Mergers and acquisitions have increasingly become a trend among banks as well as among newcomers. A key question for major banking institutions with the necessary resources is whether it’s worthwhile to buy new competition, either to absorb new functionality or to reduce the risk of heightened competition.
An analyst asked officials of Synovus if it made sense to consider deploying some of its wealth of cash by acquiring a fintech, especially a payments fintech. Synovus has an unusual history in that the payments giant Total System Services (TSYS) was part of the bank holding company until it was spun off. The analyst asked if that history made a fintech acquisition especially appealing.
Synovus CFO Jamie Gregory acknowledged the history, but said that such potential acquisition targets don’t always make sense in spite of compatibility.
( Read More: Fintech Buys Bank in Pursuit of Radical New Business Model )
“Often, when you look at the financials and the valuation, it’s challenging to make those work by bringing it into the bank,” said Gregory. “Generally, but not always, their valuation is based on their ability to sell their service to other banks. If you bring it in-house, it makes that difficult. The value to the buyer is a fraction of what the value is of that company when they can sell their services to anyone across the country.”
For Fifth Third’s Carmichael, each potential new digital activity becomes a “buy, partner or build” decision. His company’s choice hinges on multiple factors.

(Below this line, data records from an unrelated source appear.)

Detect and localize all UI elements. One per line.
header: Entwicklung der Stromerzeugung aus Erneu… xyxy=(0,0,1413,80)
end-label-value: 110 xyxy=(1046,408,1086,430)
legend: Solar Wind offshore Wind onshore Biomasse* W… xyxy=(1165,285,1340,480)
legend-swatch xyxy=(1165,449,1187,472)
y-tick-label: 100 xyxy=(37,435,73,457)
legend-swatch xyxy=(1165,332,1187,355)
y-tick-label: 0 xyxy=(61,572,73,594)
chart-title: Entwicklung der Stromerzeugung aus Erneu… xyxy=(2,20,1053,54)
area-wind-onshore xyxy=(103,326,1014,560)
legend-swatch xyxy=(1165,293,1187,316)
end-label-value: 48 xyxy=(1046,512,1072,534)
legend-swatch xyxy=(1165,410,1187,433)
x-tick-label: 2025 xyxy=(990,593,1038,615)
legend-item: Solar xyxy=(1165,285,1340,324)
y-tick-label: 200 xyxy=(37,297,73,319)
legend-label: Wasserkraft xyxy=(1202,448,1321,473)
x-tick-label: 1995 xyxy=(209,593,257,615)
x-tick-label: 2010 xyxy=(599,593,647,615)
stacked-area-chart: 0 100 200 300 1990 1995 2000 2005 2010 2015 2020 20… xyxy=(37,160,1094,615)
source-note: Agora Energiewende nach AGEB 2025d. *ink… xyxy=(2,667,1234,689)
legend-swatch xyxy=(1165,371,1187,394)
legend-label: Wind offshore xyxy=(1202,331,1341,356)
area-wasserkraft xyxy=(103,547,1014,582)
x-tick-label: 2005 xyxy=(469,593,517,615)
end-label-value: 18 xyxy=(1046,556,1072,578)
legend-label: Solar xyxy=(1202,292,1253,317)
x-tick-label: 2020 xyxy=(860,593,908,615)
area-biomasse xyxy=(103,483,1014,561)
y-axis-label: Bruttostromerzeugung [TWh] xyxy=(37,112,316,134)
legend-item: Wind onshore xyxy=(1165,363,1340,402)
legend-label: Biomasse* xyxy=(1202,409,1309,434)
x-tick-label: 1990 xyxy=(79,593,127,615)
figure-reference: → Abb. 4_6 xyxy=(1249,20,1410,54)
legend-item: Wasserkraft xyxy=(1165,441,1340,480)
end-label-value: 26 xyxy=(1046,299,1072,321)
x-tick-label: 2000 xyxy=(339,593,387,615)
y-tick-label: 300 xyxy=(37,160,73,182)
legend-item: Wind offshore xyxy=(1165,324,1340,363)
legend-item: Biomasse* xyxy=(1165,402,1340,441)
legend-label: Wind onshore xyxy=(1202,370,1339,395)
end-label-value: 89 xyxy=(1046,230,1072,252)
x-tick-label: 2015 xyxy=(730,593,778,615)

“We like to buy a capability if it’s already there,” says Carmichael, assuming the strategic fit is sound. “It’s the quicker way to get to market.”
If a capability isn’t for sale, then Fifth Third will consider a partnership. Building their own capability is the final option.
“That’s been our mindset over the last decade with respect to how we handle fintechs,” says Carmichael, “and how we address such opportunities.”